This policy of Indian self-determination has now been embodied in the Indian Self-Determination and Education Assistance Act, Public Law 93-638 (S. 1017) on January 4, 1975. In Section 2 of the Act, Congress finds that "the Indian people will never surrender their desire to control their relationships both among themselves and with non-Indian governments, organizations, and persons." And in Section 3 of the Act, Congress declared its policy to be the following:

"The Congress declares its commitment to the maintenance of the Federal Government's unique relationship with and responsibility to the Indian people through the establishment of a meaningful Indian self-determination policy which will permit an orderly transition from Federal domination of programs for and services to Indians to effective and meaningful participation by the Indian people in the planning, conduct, and administration of those programs and services." (Emphasis supplied).

We believe we have the full support of the United States government in our efforts toward achieving a real self-determination including revitalization of our Law and Order Codes and our court systems.

It is for that reason that we think it would be tragic if your Subcommittee were to act upon federal criminal legislation in a way which inadvertently dealt a damaging and perhaps fatal blow to our efforts at home rule. We applaud your effort to modernize the existing federal criminal laws through S. 1 as we applauded the effort of the 93rd Congress. Many provisions of S. 1 will be of benefit to Indian tribes everywhere. However, we wish to address ourselves to those provisions which we think would create a serious invasion of sovereign governmental rights of Indian tribes.

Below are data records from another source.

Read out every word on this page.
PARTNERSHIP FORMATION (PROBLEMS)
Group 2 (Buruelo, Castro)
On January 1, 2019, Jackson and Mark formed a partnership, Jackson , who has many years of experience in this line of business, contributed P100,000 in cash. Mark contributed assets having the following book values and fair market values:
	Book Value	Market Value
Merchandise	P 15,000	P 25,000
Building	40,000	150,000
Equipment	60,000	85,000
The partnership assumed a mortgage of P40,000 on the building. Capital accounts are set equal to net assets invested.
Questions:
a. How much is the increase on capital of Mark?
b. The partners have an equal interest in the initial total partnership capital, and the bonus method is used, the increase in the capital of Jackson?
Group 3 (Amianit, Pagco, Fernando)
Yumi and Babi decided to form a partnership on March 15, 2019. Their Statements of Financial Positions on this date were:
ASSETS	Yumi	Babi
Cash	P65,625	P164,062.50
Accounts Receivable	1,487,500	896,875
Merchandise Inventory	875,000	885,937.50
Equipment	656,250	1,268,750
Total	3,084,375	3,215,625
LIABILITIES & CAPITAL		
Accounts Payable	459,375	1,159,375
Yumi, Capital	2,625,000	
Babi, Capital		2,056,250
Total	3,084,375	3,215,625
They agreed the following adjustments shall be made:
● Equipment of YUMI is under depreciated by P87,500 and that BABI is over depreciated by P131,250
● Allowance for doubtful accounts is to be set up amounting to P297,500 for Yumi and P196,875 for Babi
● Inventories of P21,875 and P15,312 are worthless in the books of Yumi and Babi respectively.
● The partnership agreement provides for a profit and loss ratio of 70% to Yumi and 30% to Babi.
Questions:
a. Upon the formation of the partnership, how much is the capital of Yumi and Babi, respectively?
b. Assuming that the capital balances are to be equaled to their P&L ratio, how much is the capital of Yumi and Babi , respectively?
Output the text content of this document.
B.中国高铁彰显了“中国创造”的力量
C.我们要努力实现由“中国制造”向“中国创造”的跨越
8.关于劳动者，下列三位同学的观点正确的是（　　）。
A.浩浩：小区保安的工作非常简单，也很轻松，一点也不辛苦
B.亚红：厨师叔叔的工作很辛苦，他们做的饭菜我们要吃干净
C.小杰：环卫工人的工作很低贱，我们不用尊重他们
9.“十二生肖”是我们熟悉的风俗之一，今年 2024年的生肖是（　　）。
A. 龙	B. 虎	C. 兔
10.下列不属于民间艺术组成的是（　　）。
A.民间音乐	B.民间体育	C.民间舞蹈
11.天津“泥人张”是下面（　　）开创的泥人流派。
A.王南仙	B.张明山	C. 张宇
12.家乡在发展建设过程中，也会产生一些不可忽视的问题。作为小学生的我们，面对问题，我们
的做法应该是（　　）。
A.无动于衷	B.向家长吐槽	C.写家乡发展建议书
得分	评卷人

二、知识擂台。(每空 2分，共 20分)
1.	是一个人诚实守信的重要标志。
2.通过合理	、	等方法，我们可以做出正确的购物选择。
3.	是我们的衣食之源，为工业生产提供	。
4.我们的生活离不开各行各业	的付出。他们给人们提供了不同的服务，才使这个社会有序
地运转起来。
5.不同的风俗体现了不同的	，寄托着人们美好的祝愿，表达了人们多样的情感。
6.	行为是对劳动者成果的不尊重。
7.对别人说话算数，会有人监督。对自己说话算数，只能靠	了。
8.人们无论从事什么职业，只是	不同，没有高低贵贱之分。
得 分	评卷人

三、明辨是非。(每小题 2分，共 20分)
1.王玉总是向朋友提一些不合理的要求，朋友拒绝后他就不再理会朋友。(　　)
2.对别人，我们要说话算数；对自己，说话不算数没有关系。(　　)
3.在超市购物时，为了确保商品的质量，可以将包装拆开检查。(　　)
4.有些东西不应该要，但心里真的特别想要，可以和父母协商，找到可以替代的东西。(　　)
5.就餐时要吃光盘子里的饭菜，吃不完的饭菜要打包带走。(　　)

1. S. 1 WOULD NEEDLESSLY EXPAND FEDERAL CRIMINAL JURISDICTION OVER INDIANS AND INDIAN RESERVATIONS

S. 1 includes 33 new crimes not included in the existing Federal Criminal Code and, as drafted, would make them applicable to all Indians on all Indian reservations. Time has not permitted that we analyze each of the newly added 33 crimes, but experience dictates that because of the special status of American Indians and Indian tribes, activities which are properly criminal if performed by non-Indians might be appropriately performed by Indians because of cultural or sociological factors and might even be protected by treaty agreements. The status of Indian reservations as "distinct political communities", Worcester v. Georgia, 6 Pet. 515 (1832); Williams v. Lee, 358 U.S. 164 (173), dictates that an in-depth analysis be made of the 33 crimes to determine which if any are properly applicable to Indians and Indian reservations.

We urge that S. 1 not be enacted in its present form because of its needless expansion of federal criminal jurisdiction over Indians and Indian reservations. We also urge that field hearings be held to develop a factual background regarding these 33 crimes with emphasis on existing law enforcement and judicial systems on Indian reservations and their ability to deal with the subject matter involved.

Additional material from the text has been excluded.